Alright, our final type of ulcer is an arterial ulcer. Patients usually report claudication and/or rest pain of the affected extremity and have a history of peripheral arterial disease, atherosclerosis, or smoking. On physical exam, you might see a punched-out, pale, gray, or yellow ulcer with a dry base often located at the distal ends of digits like the toes.
Additionally, the peripheral pulse proximal to the ulcer might be reduced or absent, and the limb might be cold to touch with shiny skin and hair loss. With these findings, consider arterial ulcers and obtain an ABI to evaluate for arterial insufficiency. An ABI of less than 0.9 confirms peripheral arterial disease.
TIme for a clinical pearl! Patients with peripheral arterial disease often have other systemic vascular conditions related to atherosclerosis like carotid artery stenosis or coronary artery disease, which should be considered during surgical planning.

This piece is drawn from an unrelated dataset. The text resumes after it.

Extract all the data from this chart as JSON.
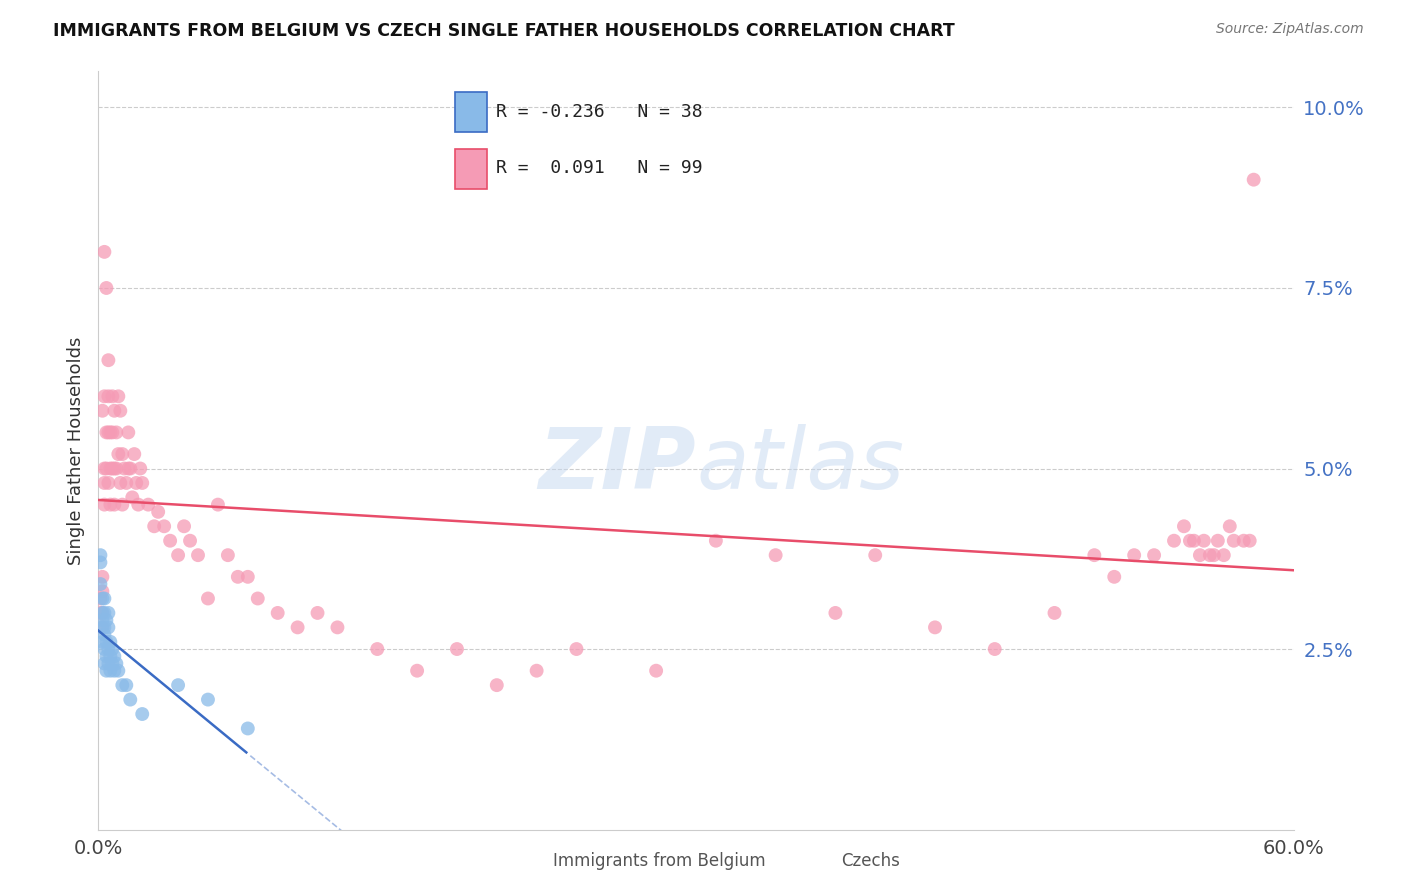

Okay, now that we’re done with ulcers, let’s talk about different findings. History often reveals external forces of injury like trauma or surgery, or other underlying diseases like cancer or inflammatory conditions. These conditions can contribute to the patient’s inadequate nutritional status or impaired blood circulation impeding their wound healing. Patients report these wounds starting as minor ones that progress or do not get better. In this situation, consider other chronic non-healing wounds that are not related to ulcers.